Firari sanıklar İlhami Bali ve Deniz Büyükçelebi’nin yargılandığı belge ise tefrik edildi. Ayrılan belgenin yargılaması hala sürüyor. Bu yargılama kapsamında mahkeme heyetine iletilen taleplerden biri, periyodun başbakanı Ahmet Davutoğlu’nun şahit olarak dinlenmesi.
Avukat Sezin Uçar, “2015 yılı Haziran ve Kasım devrinde devlet eliyle gerçekleşen tüm katliamlarda bildiği her şeyi anlatmasını istiyoruz” diyor.
Verilen mahpus cezası para cezasına çevrildi
Suruç’ta yakınlarını kaybeden aileler, ortalarında periyodun cumhurbaşkanı ve başbakanı olmak üzere olayda ihmali bulunan kamu vazifelileri hakkında kabahat duyurusunda da bulunmuştu. Sırf periyodun Suruç İlçe Emniyet Müdürü Mehmet Yapalıal ile Suruç İlçe Emniyet Müdürlüğü’nde misyonlu iki polis memuru yargılandı. Misyonu ihmal cürmünden yargılanan kamu görevlilerine verilen 7,5 ay mahpus cezası daha sonra para cezasına çevrildi.
Canlı bomba saldırısının akabinde Amara Kültür Merkezi önünde çevik kuvvet takımlarının caddeyi trafiğe kapatması nedeniyle ambulans geçişleri engellenmişti. Polis ayrıyeten, ataktan yaralı kurtulanlara biber gazı sıkmıştı.

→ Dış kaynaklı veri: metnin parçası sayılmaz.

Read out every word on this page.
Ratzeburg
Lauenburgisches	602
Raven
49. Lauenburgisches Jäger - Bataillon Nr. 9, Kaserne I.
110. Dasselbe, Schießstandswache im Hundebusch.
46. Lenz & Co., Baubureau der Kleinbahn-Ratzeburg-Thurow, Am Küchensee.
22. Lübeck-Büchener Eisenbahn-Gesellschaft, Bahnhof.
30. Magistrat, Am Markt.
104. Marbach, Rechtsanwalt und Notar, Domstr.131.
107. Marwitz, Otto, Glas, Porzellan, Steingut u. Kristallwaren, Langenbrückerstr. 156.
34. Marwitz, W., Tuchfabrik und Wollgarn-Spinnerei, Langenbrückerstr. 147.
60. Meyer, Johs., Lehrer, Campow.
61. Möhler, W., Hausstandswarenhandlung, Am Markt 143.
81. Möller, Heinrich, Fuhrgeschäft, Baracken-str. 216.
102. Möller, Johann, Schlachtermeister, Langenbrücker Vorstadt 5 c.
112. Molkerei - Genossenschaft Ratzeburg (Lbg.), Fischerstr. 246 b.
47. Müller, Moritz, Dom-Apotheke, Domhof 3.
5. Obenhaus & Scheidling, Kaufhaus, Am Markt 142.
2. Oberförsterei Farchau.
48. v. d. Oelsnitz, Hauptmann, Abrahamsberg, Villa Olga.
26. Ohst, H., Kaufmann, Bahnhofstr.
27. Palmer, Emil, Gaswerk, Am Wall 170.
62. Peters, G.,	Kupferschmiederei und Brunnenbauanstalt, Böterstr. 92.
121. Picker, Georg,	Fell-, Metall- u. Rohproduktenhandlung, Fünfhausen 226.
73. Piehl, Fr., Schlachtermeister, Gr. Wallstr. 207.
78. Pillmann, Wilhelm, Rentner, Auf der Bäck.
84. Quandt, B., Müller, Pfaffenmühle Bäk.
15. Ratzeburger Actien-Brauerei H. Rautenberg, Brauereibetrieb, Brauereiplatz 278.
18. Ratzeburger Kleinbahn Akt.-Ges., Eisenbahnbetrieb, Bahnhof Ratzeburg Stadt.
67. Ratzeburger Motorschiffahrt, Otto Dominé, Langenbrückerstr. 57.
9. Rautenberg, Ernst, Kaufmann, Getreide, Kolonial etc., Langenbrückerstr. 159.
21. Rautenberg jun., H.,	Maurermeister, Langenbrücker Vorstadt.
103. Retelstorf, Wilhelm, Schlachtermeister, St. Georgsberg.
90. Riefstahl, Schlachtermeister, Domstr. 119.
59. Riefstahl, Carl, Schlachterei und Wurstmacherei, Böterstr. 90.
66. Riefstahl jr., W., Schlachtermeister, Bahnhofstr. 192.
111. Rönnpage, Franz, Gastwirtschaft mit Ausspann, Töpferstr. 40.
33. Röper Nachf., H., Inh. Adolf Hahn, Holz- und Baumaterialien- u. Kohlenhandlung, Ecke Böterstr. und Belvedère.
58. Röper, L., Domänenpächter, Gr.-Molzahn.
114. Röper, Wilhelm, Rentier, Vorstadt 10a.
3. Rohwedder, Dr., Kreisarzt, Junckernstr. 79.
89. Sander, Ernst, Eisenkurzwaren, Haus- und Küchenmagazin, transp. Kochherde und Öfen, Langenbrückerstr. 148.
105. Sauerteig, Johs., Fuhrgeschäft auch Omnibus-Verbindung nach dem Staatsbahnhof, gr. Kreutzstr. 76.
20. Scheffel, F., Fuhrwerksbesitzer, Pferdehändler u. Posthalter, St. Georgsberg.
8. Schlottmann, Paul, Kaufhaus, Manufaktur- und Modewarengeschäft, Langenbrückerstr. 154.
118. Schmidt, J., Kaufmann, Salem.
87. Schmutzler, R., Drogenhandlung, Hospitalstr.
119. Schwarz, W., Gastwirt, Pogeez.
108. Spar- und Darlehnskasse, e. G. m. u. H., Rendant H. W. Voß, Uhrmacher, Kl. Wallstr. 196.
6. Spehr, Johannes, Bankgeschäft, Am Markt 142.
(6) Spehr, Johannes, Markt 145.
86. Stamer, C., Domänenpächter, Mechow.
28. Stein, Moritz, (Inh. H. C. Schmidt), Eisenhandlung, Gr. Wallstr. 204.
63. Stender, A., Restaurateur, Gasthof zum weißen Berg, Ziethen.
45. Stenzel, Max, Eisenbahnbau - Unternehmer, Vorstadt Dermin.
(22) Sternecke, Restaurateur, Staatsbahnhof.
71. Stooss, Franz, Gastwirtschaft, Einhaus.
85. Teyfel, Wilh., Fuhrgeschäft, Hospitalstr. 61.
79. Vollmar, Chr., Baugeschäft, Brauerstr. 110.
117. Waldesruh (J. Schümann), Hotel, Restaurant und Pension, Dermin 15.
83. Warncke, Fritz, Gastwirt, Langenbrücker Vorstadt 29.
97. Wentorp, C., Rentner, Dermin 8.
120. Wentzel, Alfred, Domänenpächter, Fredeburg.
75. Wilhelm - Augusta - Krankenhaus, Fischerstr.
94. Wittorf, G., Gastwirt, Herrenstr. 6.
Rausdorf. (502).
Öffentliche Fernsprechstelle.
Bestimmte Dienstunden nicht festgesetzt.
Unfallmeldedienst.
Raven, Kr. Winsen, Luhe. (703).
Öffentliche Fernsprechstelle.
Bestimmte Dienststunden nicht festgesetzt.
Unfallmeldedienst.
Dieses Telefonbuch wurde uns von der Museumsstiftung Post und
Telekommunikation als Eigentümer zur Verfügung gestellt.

Saldırıda babasını kaybeden Dilek Şeker, “Ambulans geçişine müsaade verselerdi tahminen de babam yaşıyor olacaktı” diyor. Şeker, türel sürecin peşini bırakmayacaklarını lisana getirerek “Yirmi yıl da geçse biz bu adalet sürecinden vazgeçmeyeceğiz” diye de ekliyor.
Firari sanıklar tarafından devam eden Suruç davasının gelecek duruşması 5 Aralık’ta görülecek.